Naturellement, les familiers du Temple furent vexés d’entendre ce langage, et ils poussèrent des cris contre Jésus. En présence de cette hostilité, les apôtres se consultèrent :

— C’est le moment de nous montrer, hein ?

— Oui.

— Alors, cachons-nous !

Et ils prirent tous de la poudre d’escampette avec un ensemble remarquable.

Jésus fut emmené.

Seul, un jeune homme, dont parle l’évangéliste Marc sans le nommer, suivit le maître à quelque distance. C’était un adolescent qui habitait la vallée du Cédron, et qui, réveillé au milieu de la nuit par le tapage, avait compris de quoi il s’agissait. Il avait eu tout juste le temps de se couvrir d’un léger manteau.
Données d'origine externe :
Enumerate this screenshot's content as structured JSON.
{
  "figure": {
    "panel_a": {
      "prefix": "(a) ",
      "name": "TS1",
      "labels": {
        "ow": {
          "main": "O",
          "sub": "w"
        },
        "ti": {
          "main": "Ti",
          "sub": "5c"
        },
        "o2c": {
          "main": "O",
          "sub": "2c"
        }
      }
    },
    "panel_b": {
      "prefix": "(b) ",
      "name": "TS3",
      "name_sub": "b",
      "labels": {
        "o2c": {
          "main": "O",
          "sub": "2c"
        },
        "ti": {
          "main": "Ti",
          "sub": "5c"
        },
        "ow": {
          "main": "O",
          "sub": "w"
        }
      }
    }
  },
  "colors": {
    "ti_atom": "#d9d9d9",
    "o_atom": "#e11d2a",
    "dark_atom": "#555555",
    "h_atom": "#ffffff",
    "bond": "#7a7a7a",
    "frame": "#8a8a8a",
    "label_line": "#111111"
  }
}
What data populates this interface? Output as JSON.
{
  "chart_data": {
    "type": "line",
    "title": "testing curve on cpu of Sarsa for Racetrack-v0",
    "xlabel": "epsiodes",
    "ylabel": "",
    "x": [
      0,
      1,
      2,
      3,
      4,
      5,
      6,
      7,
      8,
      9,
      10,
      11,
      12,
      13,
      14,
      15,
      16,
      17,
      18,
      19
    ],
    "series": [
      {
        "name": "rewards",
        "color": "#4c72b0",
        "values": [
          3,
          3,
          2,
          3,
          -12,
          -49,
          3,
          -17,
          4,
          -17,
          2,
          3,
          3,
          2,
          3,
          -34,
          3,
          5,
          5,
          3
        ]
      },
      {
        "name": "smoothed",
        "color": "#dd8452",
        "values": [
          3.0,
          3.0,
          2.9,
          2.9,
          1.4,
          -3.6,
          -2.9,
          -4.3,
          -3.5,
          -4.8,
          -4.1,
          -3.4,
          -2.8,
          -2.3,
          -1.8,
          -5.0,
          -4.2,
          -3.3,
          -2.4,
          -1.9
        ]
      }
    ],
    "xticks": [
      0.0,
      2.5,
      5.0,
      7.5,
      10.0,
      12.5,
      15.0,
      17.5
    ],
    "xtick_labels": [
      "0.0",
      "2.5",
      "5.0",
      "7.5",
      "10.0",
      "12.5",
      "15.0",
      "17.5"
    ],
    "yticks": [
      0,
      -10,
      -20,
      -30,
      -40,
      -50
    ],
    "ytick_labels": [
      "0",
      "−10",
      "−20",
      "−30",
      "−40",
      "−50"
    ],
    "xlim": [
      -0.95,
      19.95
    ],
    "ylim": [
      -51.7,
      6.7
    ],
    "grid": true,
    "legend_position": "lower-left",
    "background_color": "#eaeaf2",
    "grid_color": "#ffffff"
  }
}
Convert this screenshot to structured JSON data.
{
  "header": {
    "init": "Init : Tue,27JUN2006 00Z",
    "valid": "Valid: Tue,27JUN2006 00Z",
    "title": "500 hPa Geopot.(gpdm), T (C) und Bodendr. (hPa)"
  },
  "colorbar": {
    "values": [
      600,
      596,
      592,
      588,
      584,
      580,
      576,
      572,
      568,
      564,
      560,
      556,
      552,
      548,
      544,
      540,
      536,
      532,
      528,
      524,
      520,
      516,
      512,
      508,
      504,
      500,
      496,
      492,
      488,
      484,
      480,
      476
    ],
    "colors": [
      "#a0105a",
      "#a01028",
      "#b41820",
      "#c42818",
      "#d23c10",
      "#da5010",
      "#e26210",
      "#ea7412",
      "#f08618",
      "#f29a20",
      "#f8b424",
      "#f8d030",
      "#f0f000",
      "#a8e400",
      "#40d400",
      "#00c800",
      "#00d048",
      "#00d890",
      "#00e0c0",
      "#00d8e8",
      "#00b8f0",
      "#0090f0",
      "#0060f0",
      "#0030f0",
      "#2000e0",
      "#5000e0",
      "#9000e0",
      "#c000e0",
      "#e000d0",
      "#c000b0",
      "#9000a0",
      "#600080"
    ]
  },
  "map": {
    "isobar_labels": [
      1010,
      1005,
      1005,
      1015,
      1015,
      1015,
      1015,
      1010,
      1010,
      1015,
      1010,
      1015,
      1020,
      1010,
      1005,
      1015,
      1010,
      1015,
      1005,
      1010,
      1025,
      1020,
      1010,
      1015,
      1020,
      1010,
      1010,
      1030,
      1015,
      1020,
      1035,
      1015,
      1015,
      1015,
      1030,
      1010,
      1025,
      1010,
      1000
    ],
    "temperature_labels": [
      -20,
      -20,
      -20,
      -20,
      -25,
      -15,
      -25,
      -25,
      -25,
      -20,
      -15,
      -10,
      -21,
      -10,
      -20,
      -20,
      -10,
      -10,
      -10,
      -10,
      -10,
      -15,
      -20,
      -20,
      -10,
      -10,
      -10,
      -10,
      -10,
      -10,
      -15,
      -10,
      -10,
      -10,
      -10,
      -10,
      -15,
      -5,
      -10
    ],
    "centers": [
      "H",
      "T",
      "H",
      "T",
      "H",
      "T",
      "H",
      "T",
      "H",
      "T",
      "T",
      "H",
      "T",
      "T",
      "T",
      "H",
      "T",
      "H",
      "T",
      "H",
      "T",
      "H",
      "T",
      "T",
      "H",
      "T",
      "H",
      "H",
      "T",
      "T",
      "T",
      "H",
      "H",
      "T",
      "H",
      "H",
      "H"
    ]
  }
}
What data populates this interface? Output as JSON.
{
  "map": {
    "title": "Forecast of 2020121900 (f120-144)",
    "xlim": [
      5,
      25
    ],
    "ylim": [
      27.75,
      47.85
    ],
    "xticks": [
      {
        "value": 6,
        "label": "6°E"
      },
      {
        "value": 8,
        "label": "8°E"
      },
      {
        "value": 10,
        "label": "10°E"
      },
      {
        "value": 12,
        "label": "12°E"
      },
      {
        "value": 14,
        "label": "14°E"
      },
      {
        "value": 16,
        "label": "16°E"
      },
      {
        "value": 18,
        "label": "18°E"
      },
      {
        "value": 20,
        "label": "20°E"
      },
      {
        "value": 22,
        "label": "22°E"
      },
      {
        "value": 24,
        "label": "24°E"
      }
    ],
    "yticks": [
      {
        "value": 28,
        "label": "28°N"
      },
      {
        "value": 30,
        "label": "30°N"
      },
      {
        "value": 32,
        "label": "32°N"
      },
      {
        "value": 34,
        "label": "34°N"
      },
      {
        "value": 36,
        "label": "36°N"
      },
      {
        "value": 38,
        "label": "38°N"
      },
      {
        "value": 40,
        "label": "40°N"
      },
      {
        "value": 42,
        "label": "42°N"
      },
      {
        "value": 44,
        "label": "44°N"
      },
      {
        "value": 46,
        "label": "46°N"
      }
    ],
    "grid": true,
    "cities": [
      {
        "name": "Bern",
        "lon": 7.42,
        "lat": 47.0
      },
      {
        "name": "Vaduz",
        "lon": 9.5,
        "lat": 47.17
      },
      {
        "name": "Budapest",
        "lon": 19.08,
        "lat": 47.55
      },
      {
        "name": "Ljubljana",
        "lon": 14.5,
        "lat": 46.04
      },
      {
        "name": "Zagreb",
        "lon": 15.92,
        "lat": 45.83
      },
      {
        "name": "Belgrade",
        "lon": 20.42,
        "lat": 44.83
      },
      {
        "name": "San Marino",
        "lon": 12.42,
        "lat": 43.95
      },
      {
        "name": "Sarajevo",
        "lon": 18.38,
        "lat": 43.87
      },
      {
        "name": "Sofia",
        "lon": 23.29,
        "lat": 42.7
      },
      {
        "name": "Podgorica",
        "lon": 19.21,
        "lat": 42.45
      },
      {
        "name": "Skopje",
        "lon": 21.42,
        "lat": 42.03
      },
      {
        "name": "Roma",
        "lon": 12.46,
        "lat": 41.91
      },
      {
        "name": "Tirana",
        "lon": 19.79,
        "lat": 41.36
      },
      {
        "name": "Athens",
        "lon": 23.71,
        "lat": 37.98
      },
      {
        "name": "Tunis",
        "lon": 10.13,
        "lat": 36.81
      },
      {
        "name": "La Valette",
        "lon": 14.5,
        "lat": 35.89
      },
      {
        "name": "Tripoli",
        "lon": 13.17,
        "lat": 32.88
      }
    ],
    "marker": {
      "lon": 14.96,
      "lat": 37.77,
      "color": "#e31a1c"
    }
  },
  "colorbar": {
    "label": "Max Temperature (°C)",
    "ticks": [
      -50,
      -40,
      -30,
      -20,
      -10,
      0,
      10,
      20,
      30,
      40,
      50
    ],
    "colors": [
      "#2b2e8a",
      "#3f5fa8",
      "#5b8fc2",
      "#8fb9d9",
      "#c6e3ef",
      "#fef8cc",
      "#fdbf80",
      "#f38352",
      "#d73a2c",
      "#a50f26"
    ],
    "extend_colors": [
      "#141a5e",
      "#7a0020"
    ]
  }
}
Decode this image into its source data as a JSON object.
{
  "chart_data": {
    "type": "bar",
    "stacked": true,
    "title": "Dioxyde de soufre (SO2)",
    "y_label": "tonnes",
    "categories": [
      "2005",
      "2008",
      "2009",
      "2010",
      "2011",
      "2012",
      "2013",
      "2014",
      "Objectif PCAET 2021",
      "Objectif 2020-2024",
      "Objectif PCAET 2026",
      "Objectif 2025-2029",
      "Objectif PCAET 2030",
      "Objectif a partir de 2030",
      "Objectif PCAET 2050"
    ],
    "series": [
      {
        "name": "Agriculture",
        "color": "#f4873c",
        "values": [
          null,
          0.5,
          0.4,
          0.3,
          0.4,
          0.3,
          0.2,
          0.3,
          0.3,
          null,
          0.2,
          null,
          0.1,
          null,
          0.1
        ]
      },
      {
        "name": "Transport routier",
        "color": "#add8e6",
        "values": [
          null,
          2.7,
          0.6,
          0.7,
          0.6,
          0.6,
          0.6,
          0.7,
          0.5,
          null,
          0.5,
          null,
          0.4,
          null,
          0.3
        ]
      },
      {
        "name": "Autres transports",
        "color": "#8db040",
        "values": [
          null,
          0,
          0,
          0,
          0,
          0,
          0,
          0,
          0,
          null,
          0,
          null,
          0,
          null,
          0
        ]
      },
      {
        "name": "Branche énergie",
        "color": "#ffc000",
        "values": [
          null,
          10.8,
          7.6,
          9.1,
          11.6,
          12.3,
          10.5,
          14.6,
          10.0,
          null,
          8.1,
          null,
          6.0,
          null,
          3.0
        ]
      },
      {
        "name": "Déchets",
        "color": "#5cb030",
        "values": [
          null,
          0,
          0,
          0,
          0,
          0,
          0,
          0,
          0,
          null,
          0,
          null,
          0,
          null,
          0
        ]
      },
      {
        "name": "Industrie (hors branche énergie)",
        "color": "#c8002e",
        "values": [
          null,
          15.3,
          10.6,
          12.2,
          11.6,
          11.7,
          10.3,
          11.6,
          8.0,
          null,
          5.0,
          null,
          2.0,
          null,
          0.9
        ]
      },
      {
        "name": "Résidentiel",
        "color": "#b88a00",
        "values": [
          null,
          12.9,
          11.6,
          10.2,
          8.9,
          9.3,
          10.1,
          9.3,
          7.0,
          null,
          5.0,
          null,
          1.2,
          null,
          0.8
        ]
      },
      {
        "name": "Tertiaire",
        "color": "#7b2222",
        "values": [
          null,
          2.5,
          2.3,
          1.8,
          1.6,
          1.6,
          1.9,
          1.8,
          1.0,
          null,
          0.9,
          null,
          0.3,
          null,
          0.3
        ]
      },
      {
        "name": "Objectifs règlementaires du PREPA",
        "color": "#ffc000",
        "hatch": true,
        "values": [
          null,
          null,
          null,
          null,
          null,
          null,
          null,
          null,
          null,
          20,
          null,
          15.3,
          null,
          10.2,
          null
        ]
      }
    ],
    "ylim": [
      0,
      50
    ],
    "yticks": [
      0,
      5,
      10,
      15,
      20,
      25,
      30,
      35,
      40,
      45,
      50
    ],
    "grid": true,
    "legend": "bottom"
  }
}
Son empressement à suivre le Nazaréen inspira des soupçons aux gardes, qui se dirent :

— Voilà un gamin qui médite de venir en aide à notre prisonnier ; son manège est louche ; coffrons-le avec son patron. Et ils essayèrent de l’attraper ; mais lui, leur laissa son vêtement entre les mains, et il s’enfuit nu comme un ver. (Matthieu, XXVI, 47-56 ; Marc, XIV, 43-52 ; Luc, XXII, 47-53 ; Jean, XVIII, 2-11.)